Scenario 1: Integrated Asset Management with Open-Source Configuration Management Databases (CMDBs)

  • Description: The method of US8266124 for receiving transition events, recording information, monitoring changes, and managing future events is implemented using an open-source Configuration Management Database (CMDB) such as i-doit or a CMDB built on GLPI. These CMDBs inherently provide the "centralized computerized database" structure (Claim 3/20) for storing various types of asset information (e.g., user, legacy, new asset, software, site, event history per Claim 2/25). The integration involves configuring the CMDB to log specific asset "transition events" (installation, relocation, maintenance per Claim 4/26) and to record associated changes. Monitoring agents (as described in US8266124) can feed data directly into the CMDB via its API, and the CMDB's reporting and workflow engines manage future events.
  • Open-Source Standard: ITIL (Information Technology Infrastructure Library) principles, often implemented via open-source CMDB software like i-doit (for CMDB functionality) or GLPI (for IT Asset Management, including CMDB). The SNMP (Simple Network Management Protocol) open standard is used for "monitoring changes" by polling devices and updating the CMDB.

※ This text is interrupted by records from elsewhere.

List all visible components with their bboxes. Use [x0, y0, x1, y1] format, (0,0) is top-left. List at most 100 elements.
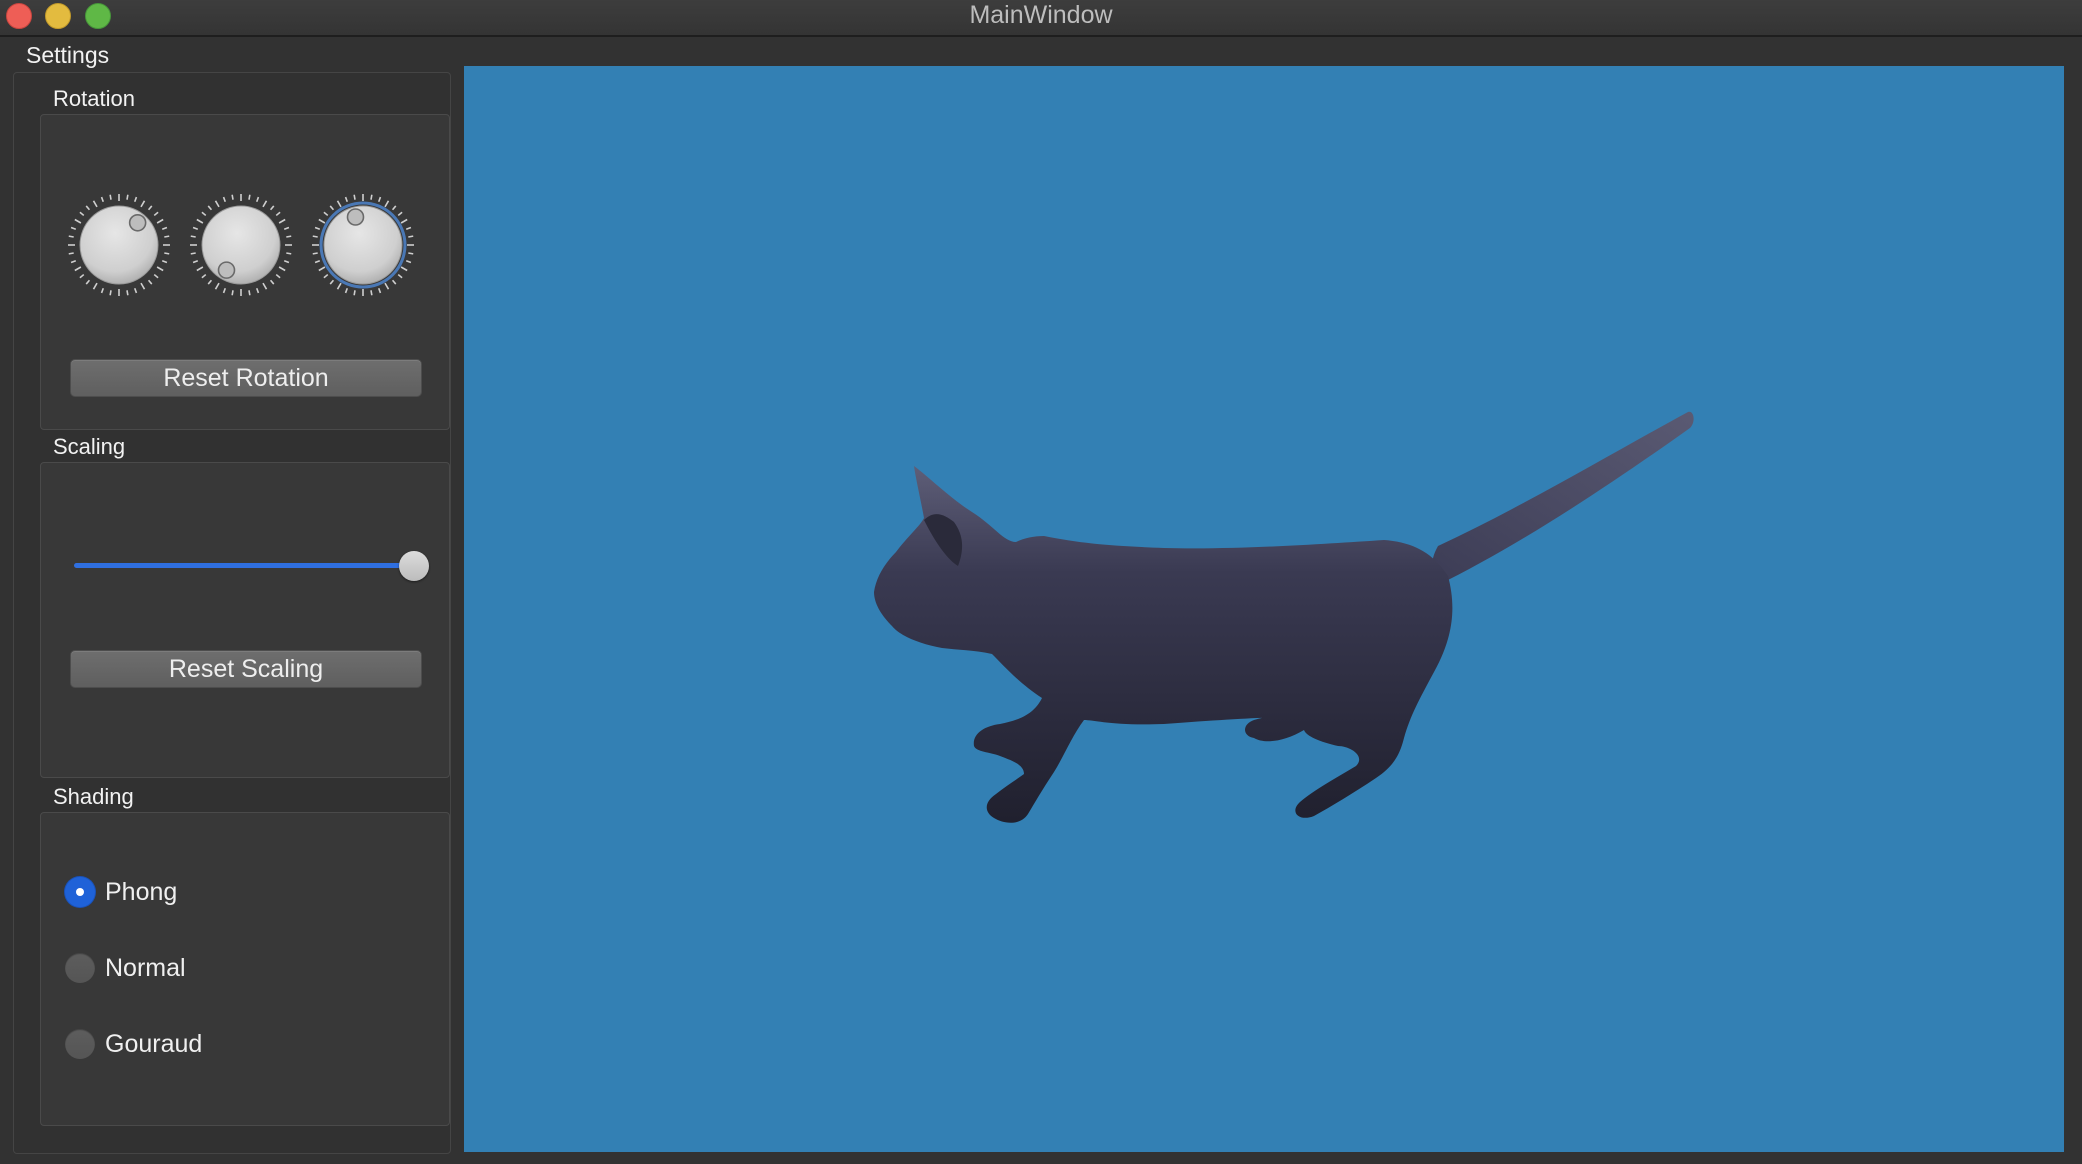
dial-tick — [370, 290, 373, 296]
reset-scaling-button[interactable]: Reset Scaling — [70, 650, 422, 688]
dial-tick — [312, 252, 318, 255]
dial-tick — [214, 200, 220, 208]
dial-tick — [68, 252, 74, 255]
dial-tick — [262, 282, 268, 290]
dial-tick — [397, 273, 403, 279]
shading-group: Phong Normal Gouraud — [40, 812, 450, 1126]
rotation-group-title: Rotation — [53, 86, 135, 111]
dial-tick — [133, 287, 138, 294]
dial-tick — [92, 200, 98, 208]
dial-tick — [85, 205, 91, 211]
dial-tick — [126, 194, 129, 200]
dial-tick — [262, 200, 268, 208]
dial-tick — [201, 273, 207, 279]
dial-tick — [275, 273, 281, 279]
dial-tick — [353, 194, 356, 200]
dial-tick — [207, 205, 213, 211]
rotation-z-dial-graphic — [312, 194, 414, 296]
dial-tick — [286, 235, 292, 238]
opengl-viewport[interactable] — [464, 66, 2064, 1152]
dial-tick — [370, 194, 373, 200]
dial-tick — [70, 226, 77, 231]
dial-tick — [79, 211, 85, 217]
dial-tick — [329, 279, 335, 285]
dial-tick — [161, 259, 168, 264]
normal-radio-indicator — [65, 953, 95, 983]
settings-dock-title: Settings — [26, 42, 110, 68]
cat-model — [874, 411, 1694, 823]
dial-tick — [278, 266, 286, 272]
dial-tick — [323, 273, 329, 279]
dial-tick — [156, 266, 164, 272]
dial-tick — [156, 218, 164, 224]
rotation-group: Reset Rotation — [40, 114, 450, 430]
dial-tick — [133, 196, 138, 203]
dial-tick — [74, 266, 82, 272]
dial-tick — [336, 282, 342, 290]
dial-tick — [283, 259, 290, 264]
dial-tick — [109, 290, 112, 296]
dial-indicator — [217, 261, 236, 279]
dial-tick — [161, 226, 168, 231]
dial-tick — [391, 279, 397, 285]
dial-tick — [275, 211, 281, 217]
dial-tick — [190, 235, 196, 238]
dial-tick — [79, 273, 85, 279]
dial-tick — [397, 211, 403, 217]
dial-tick — [405, 226, 412, 231]
dial-tick — [377, 196, 382, 203]
phong-radio-indicator — [65, 877, 95, 907]
rotation-x-dial[interactable] — [67, 193, 171, 297]
dial-tick — [85, 279, 91, 285]
dial-tick — [207, 279, 213, 285]
dial-tick — [353, 290, 356, 296]
dial-tick — [201, 211, 207, 217]
phong-radio-label: Phong — [105, 878, 178, 906]
dial-tick — [318, 266, 326, 272]
dial-tick — [196, 218, 204, 224]
scaling-slider-fill — [74, 563, 414, 568]
dial-tick — [126, 290, 129, 296]
title-bar: MainWindow — [0, 0, 2082, 37]
normal-radio-label: Normal — [105, 954, 186, 982]
dial-tick — [323, 211, 329, 217]
dial-tick — [255, 196, 260, 203]
dial-tick — [377, 287, 382, 294]
dial-tick — [68, 235, 74, 238]
dial-tick — [408, 235, 414, 238]
dial-tick — [248, 290, 251, 296]
dial-tick — [190, 252, 196, 255]
dial-tick — [286, 252, 292, 255]
scaling-slider-handle[interactable] — [399, 551, 429, 581]
scaling-slider[interactable] — [71, 551, 429, 581]
dial-tick — [344, 196, 349, 203]
dial-tick — [74, 218, 82, 224]
dial-tick — [147, 205, 153, 211]
rotation-y-dial[interactable] — [189, 193, 293, 297]
dial-tick — [255, 287, 260, 294]
dial-tick — [408, 252, 414, 255]
dial-tick — [400, 266, 408, 272]
rotation-z-dial[interactable] — [311, 193, 415, 297]
dial-tick — [164, 235, 170, 238]
dial-tick — [314, 259, 321, 264]
dial-tick — [269, 279, 275, 285]
dial-tick — [214, 282, 220, 290]
dial-tick — [312, 235, 318, 238]
dial-tick — [231, 194, 234, 200]
shading-group-title: Shading — [53, 784, 134, 809]
reset-rotation-button[interactable]: Reset Rotation — [70, 359, 422, 397]
dial-tick — [153, 273, 159, 279]
dial-tick — [391, 205, 397, 211]
dial-tick — [70, 259, 77, 264]
gouraud-radio-indicator — [65, 1029, 95, 1059]
dial-tick — [329, 205, 335, 211]
window-title: MainWindow — [969, 1, 1113, 29]
dial-tick — [248, 194, 251, 200]
cat-body — [874, 411, 1694, 823]
dial-tick — [318, 218, 326, 224]
dial-tick — [100, 196, 105, 203]
rotation-x-dial-graphic — [68, 194, 170, 296]
dial-tick — [269, 205, 275, 211]
dial-tick — [140, 282, 146, 290]
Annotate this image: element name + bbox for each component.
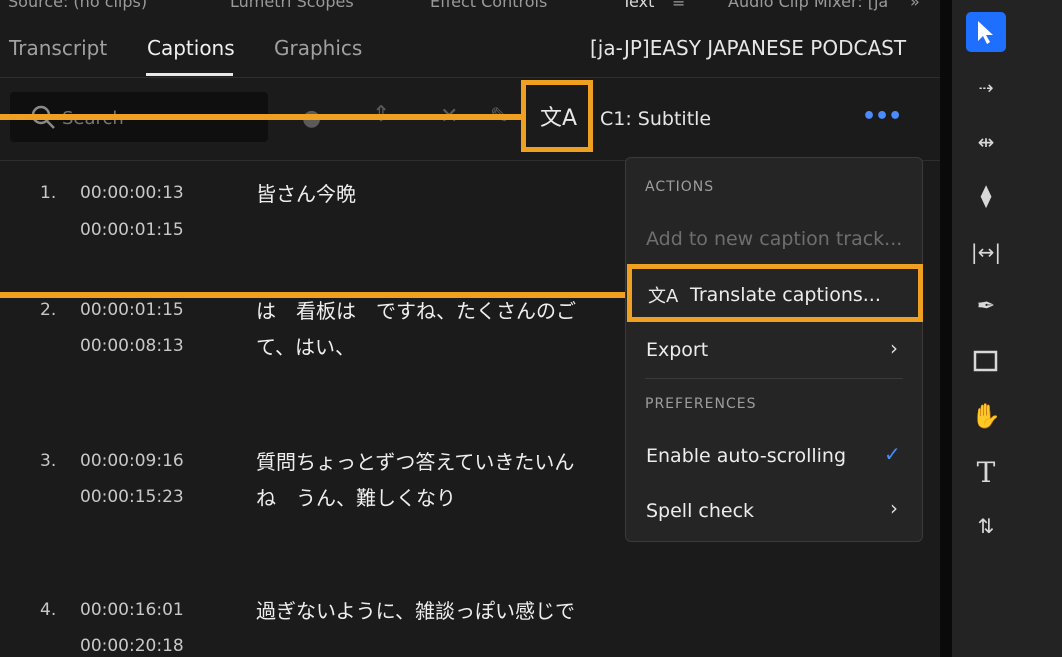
tab-audio-clip-mixer[interactable]: Audio Clip Mixer: [ja [728,0,888,11]
menu-separator [645,378,903,379]
menu-item-add-caption-track: Add to new caption track... [646,228,903,250]
tab-source[interactable]: Source: (no clips) [8,0,147,11]
translate-icon[interactable]: 文A [540,100,577,132]
pen-tool-icon[interactable]: ✒ [966,286,1006,326]
slip-tool-icon[interactable]: |↔| [966,232,1006,272]
remix-tool-icon[interactable]: ⇅ [966,506,1006,546]
panel-gap [940,0,952,657]
annotation-line [0,114,521,120]
panel-menu-icon[interactable]: ≡ [672,0,685,11]
ripple-edit-tool-icon[interactable]: ⇹ [966,122,1006,162]
caption-end-time[interactable]: 00:00:08:13 [80,336,184,356]
divider [0,77,940,78]
panel-tab-row: Source: (no clips) Lumetri Scopes Effect… [0,0,945,16]
caption-text[interactable]: 皆さん今晩 [256,177,356,211]
menu-item-export[interactable]: Export [646,339,708,361]
active-tab-indicator [146,73,233,76]
caption-number: 1. [40,183,57,203]
caption-start-time[interactable]: 00:00:09:16 [80,451,184,471]
caption-track-label[interactable]: C1: Subtitle [600,108,711,130]
tab-text[interactable]: Text [622,0,654,11]
menu-item-auto-scrolling[interactable]: Enable auto-scrolling [646,445,846,467]
more-options-icon[interactable]: ••• [862,104,902,129]
chevron-right-icon: › [890,336,898,360]
caption-start-time[interactable]: 00:00:16:01 [80,600,184,620]
tab-effect-controls[interactable]: Effect Controls [430,0,547,11]
tabs-overflow-button[interactable]: » [910,0,920,11]
caption-end-time[interactable]: 00:00:20:18 [80,636,184,656]
track-select-tool-icon[interactable]: ⇢ [966,68,1006,108]
caption-number: 2. [40,300,57,320]
tab-lumetri-scopes[interactable]: Lumetri Scopes [230,0,354,11]
menu-section-header: ACTIONS [645,179,715,195]
caption-number: 3. [40,451,57,471]
sequence-name: [ja-JP]EASY JAPANESE PODCAST [590,36,907,60]
caption-text[interactable]: ね うん、難しくなり [256,481,456,515]
caption-end-time[interactable]: 00:00:01:15 [80,220,184,240]
caption-number: 4. [40,600,57,620]
selection-tool-icon[interactable] [966,12,1006,52]
menu-section-header: PREFERENCES [645,396,757,412]
type-tool-icon[interactable]: T [966,452,1006,492]
menu-item-spell-check[interactable]: Spell check [646,500,754,522]
checkmark-icon: ✓ [884,442,901,466]
tab-graphics[interactable]: Graphics [274,36,362,60]
caption-start-time[interactable]: 00:00:01:15 [80,300,184,320]
caption-text[interactable]: 質問ちょっとずつ答えていきたいん [256,445,574,479]
hand-tool-icon[interactable]: ✋ [966,396,1006,436]
caption-text[interactable]: 過ぎないように、雑談っぽい感じで [256,594,575,628]
annotation-box [627,264,923,322]
razor-tool-icon[interactable]: ⧫ [966,176,1006,216]
tab-captions[interactable]: Captions [147,36,235,60]
caption-start-time[interactable]: 00:00:00:13 [80,183,184,203]
caption-text[interactable]: は 看板は ですね、たくさんのご [256,294,576,328]
chevron-right-icon: › [890,496,898,520]
caption-end-time[interactable]: 00:00:15:23 [80,487,184,507]
rectangle-tool-icon[interactable] [966,342,1006,382]
tab-transcript[interactable]: Transcript [9,36,107,60]
caption-text[interactable]: て、はい、 [256,330,355,364]
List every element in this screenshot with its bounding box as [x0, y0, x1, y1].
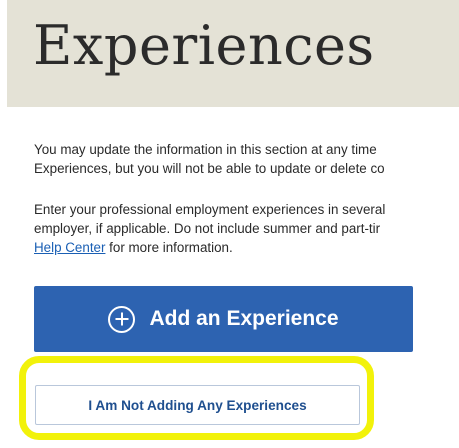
add-experience-label: Add an Experience — [149, 307, 339, 330]
intro-line-1: You may update the information in this s… — [34, 142, 377, 157]
not-adding-experiences-button[interactable]: I Am Not Adding Any Experiences — [35, 385, 360, 425]
add-experience-button[interactable]: Add an Experience — [34, 286, 413, 352]
plus-circle-icon — [108, 305, 136, 333]
not-adding-experiences-label: I Am Not Adding Any Experiences — [88, 397, 307, 413]
instructions-line-2: employer, if applicable. Do not include … — [34, 221, 381, 236]
intro-paragraph: You may update the information in this s… — [34, 140, 385, 178]
intro-line-2: Experiences, but you will not be able to… — [34, 161, 385, 176]
instructions-line-1: Enter your professional employment exper… — [34, 202, 386, 217]
instructions-paragraph: Enter your professional employment exper… — [34, 200, 385, 257]
page-title: Experiences — [33, 14, 375, 77]
help-center-link[interactable]: Help Center — [34, 240, 105, 255]
help-center-suffix: for more information. — [105, 240, 233, 255]
instructions-line-3: Help Center for more information. — [34, 238, 385, 257]
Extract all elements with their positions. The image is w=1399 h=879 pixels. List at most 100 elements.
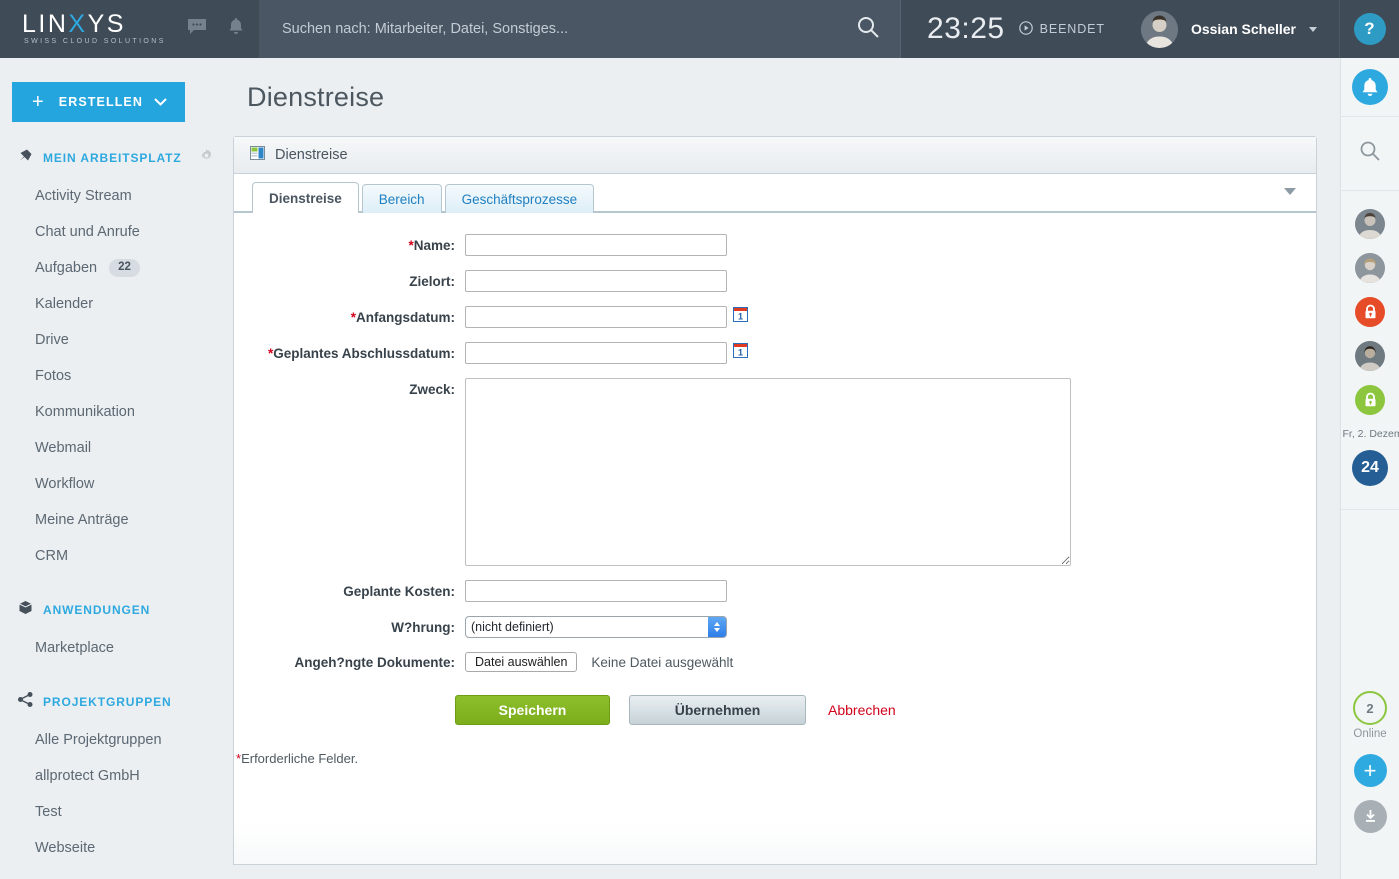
sidebar-item-fotos[interactable]: Fotos <box>0 358 233 394</box>
geplante-kosten-input[interactable] <box>465 580 727 602</box>
clock-status[interactable]: BEENDET <box>1018 20 1105 38</box>
form-row-abschlussdatum: *Geplantes Abschlussdatum: 1 <box>234 342 1316 364</box>
sidebar-item-workflow[interactable]: Workflow <box>0 466 233 502</box>
download-icon[interactable] <box>1353 800 1387 833</box>
search-icon[interactable] <box>856 15 880 44</box>
sidebar-item-label: Webseite <box>35 840 96 856</box>
global-search[interactable] <box>260 0 902 58</box>
zielort-input[interactable] <box>465 270 727 292</box>
chevron-down-icon <box>154 95 167 109</box>
tab-geschaeftsprozesse[interactable]: Geschäftsprozesse <box>444 184 595 213</box>
required-fields-note: *Erforderliche Felder. <box>234 725 1316 766</box>
abschlussdatum-input[interactable] <box>465 342 727 364</box>
sidebar-item-label: Webmail <box>35 440 92 456</box>
currency-select[interactable]: (nicht definiert) <box>465 616 727 638</box>
form-row-anfangsdatum: *Anfangsdatum: 1 <box>234 306 1316 328</box>
add-button[interactable]: + <box>1353 754 1387 787</box>
avatar[interactable] <box>1355 341 1385 371</box>
avatar[interactable] <box>1355 253 1385 283</box>
svg-text:1: 1 <box>738 348 743 358</box>
sidebar-item-label: Kommunikation <box>35 404 135 420</box>
required-note-text: Erforderliche Felder. <box>241 751 359 766</box>
page-title: Dienstreise <box>247 82 385 112</box>
form-row-name: *Name: <box>234 234 1316 256</box>
online-count-badge[interactable]: 2 <box>1353 691 1387 725</box>
cancel-button[interactable]: Abbrechen <box>828 702 896 718</box>
tab-label: Dienstreise <box>269 190 342 206</box>
sidebar-item-alle-projektgruppen[interactable]: Alle Projektgruppen <box>0 722 233 758</box>
sidebar-item-label: Marketplace <box>35 640 114 656</box>
name-input[interactable] <box>465 234 727 256</box>
notifications-section <box>1340 58 1399 117</box>
sidebar-item-marketplace[interactable]: Marketplace <box>0 630 233 666</box>
panel-header-label: Dienstreise <box>275 147 348 163</box>
sidebar-item-label: Aufgaben <box>35 260 98 276</box>
play-circle-icon <box>1018 20 1033 38</box>
sidebar-item-label: Meine Anträge <box>35 512 129 528</box>
sidebar-item-webseite[interactable]: Webseite <box>0 830 233 866</box>
sidebar-item-label: Workflow <box>35 476 95 492</box>
clock-time: 23:25 <box>927 12 1005 45</box>
task-count-badge: 22 <box>109 259 140 277</box>
user-name: Ossian Scheller <box>1190 21 1296 37</box>
contacts-section: Fr, 2. Dezemb 24 <box>1340 191 1399 510</box>
label-text: Zielort: <box>409 273 455 289</box>
sidebar-item-drive[interactable]: Drive <box>0 322 233 358</box>
sidebar-item-crm[interactable]: CRM <box>0 538 233 574</box>
lock-icon-green[interactable] <box>1355 385 1385 415</box>
sidebar-item-kommunikation[interactable]: Kommunikation <box>0 394 233 430</box>
sidebar-item-webmail[interactable]: Webmail <box>0 430 233 466</box>
user-menu[interactable]: Ossian Scheller <box>1123 0 1340 58</box>
search-input[interactable] <box>282 21 857 37</box>
logo[interactable]: LINXYS SWISS CLOUD SOLUTIONS <box>22 11 166 47</box>
label-text: Zweck: <box>409 382 455 397</box>
sidebar-item-aufgaben[interactable]: Aufgaben 22 <box>0 250 233 286</box>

Scenario 2: Real-time Asset Monitoring with Open-Source Telemetry and Messaging

  • Description: The "monitoring for at least one change to the plurality of computer-related hardware devices and recording information associated with the change into the centralized computerized database" (Claim 1/18) is implemented using a real-time, event-driven architecture based on open-source messaging and telemetry standards. For instance, devices can publish their operational status, sensor readings, and detected "changes" to a Kafka or Mosquitto (MQTT broker) topic. An open-source stream processing framework like Apache Flink or Apache Spark Streaming then consumes these messages, filters and processes them (Claim 11/28), and writes the "information associated with the changes" into the "centralized computerized database" (e.g., a PostgreSQL or MongoDB database). This provides "continuous monitoring" and "real-time" recording (Claim 12/29).
  • Open-Source Standard: MQTT (Message Queuing Telemetry Transport) or Kafka (Distributed Streaming Platform) for telemetry and event streaming. Apache Flink or Apache Spark Streaming for real-time data processing. PostgreSQL or MongoDB for the database.

Scenario 3: Automated Software Application Management using Open-Source Orchestration and Package Managers

  • Description: The "monitoring, updating, or controlling versions of software resident on the computer-related hardware devices" (Claim 16/33) and the "recording information from the transition event" (specifically, software installation/update) are achieved through integration with open-source software orchestration and package management tools. For example, "software application information" (Claim 2/25) and "new asset information" (e.g., pre-approved software builds) are stored in the "centralized computerized database." Ansible, Puppet, or Chef playbooks, managed centrally, are used to define and enforce desired software configurations across the "computer-related hardware devices." When a software update "transition event" occurs, the orchestration tool deploys the new version and updates the centralized database with the new software versions and installation logs. Deviations detected by "monitoring for at least one change" (e.g., unauthorized software installation) can trigger automated remediation via the orchestration tool.
  • Open-Source Standard: Ansible, Puppet, or Chef for configuration management and software deployment. APT, Yum, or npm (Node Package Manager) for managing software packages on the devices.